I'm aware of this debate, because one programming project I worked on
earlier this year was a 'marketing intelligence' database. We were porting
it from a very simple website model to an advanced, java servlet based,
architecture. Naturally as Snr Developer I had to have my own personal
login to test the design and execution of the site. I still have that
login for administrative purposes. Anyway I can tell <nettime> right now
that there is a history of articles, reviews, and in-depth analysis in
this database about the very problem of anti-brand branding that goes back
to 1997. The advertising industry was probably on top of this before Ms
Klein even thought of it...

Another point arose in an informal discussion about these matters I had
with the CEO of this company.

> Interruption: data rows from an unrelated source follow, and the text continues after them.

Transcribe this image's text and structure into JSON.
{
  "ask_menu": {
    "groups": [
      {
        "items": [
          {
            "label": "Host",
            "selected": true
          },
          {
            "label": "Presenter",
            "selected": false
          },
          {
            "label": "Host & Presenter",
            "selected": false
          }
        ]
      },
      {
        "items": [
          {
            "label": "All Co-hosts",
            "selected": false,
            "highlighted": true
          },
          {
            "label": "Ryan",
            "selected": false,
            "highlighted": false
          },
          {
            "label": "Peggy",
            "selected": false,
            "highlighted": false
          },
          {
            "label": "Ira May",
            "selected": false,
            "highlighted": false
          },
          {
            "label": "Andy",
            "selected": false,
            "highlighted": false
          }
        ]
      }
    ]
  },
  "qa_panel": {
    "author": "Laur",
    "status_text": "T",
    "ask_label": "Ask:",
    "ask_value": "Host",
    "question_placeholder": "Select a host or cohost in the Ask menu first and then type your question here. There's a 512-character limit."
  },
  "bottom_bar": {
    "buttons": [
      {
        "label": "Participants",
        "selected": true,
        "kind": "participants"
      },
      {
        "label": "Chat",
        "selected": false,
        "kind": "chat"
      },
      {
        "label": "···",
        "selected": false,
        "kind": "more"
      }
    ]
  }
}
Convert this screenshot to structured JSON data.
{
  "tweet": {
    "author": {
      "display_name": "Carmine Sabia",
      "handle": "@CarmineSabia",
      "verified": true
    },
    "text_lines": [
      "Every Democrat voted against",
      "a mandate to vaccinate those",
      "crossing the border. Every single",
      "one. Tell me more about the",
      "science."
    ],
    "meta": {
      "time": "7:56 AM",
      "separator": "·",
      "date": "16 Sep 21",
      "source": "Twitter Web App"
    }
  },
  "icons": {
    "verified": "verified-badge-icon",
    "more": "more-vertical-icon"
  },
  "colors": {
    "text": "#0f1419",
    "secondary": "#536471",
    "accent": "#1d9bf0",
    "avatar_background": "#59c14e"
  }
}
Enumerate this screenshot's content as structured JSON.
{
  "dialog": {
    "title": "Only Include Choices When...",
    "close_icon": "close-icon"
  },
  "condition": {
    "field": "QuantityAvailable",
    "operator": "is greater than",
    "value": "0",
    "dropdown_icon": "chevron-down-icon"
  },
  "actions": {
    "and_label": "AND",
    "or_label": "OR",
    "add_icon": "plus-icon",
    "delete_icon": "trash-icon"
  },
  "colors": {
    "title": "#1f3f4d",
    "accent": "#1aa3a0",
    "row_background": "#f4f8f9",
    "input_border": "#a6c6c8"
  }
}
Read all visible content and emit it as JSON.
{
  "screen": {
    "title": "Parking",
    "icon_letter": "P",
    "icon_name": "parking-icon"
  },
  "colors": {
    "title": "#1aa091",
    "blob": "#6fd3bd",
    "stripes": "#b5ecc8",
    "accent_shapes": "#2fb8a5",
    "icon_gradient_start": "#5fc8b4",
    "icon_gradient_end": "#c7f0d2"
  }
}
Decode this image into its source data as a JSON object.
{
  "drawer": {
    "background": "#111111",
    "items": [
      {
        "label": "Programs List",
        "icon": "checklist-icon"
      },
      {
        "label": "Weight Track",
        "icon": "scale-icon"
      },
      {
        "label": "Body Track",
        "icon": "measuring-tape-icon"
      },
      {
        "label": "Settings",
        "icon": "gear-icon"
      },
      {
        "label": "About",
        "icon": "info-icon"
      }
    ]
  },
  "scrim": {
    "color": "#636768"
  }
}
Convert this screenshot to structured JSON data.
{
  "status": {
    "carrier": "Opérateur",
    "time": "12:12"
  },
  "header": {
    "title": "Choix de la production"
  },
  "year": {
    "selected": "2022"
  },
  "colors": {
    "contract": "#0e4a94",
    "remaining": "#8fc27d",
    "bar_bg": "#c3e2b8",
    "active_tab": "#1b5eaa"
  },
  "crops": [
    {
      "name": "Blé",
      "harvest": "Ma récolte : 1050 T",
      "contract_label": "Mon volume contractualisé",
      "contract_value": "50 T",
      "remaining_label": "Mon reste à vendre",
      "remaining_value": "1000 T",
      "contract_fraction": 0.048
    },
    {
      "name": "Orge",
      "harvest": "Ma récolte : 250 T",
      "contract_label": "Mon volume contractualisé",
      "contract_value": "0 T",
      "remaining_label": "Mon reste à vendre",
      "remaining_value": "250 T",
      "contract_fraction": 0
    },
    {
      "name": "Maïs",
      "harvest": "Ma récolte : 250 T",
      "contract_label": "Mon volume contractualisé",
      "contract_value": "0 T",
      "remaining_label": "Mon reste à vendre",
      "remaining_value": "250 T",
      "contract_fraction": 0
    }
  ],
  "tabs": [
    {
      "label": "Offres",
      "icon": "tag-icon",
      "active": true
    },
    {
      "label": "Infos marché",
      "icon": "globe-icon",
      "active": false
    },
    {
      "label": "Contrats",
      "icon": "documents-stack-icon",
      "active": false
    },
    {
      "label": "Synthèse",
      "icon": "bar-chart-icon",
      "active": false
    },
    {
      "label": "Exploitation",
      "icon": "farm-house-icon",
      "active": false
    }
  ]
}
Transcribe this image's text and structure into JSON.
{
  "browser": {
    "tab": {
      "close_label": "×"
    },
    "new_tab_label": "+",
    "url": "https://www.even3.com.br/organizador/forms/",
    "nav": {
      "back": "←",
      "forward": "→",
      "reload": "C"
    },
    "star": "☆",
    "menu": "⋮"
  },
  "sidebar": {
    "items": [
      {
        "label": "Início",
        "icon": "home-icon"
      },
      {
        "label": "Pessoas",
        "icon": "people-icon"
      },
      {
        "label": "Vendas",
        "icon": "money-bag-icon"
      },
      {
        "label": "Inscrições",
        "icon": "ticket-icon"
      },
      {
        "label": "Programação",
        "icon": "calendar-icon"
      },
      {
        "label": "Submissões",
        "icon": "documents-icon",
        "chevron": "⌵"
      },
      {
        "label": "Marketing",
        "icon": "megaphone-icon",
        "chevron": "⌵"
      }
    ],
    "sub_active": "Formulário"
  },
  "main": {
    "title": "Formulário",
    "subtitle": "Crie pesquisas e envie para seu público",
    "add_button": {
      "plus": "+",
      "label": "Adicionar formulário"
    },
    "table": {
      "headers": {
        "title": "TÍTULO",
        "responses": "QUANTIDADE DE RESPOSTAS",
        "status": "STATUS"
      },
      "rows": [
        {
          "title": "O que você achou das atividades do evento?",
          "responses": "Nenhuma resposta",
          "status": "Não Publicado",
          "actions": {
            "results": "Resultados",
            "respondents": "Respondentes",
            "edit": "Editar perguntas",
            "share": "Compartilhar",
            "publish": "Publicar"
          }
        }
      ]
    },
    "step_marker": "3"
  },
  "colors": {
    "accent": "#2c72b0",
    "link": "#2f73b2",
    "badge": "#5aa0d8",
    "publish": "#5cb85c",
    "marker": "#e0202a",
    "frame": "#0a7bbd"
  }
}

There was some mention of an article re: S11
where, to paraphrase, some organiser was alledgedly telling would-be
demonstrators to spray paint out their Nike logos on their runners because
while runners are perfect shows for demonstrations, it would be
hypocritical to advertise such logos at such a demo. However, apart from
what is to me a hypocritical attitude about Nike runners in the first
place (when everybody knows that Adidas not only have a superior product
-- but a better looking brand to boot ;-) ), it demonstrates a complete
misunderstanding about Nike's purpose in the world. A sort of niaivity
(sp?) that is quite laughable (dons flame resistant asbestos suit with
prominent sports outfitter logo). Ultimately Nike doesn't give a shit
about its logo -- it first and foremost wants your MONEY. After having
bought the product, you want to rip off the logo; what does Nike care? The
logo only exists because Nike thinks it sells more shoes. THAT is the
Order Of Battle here, not the other way around.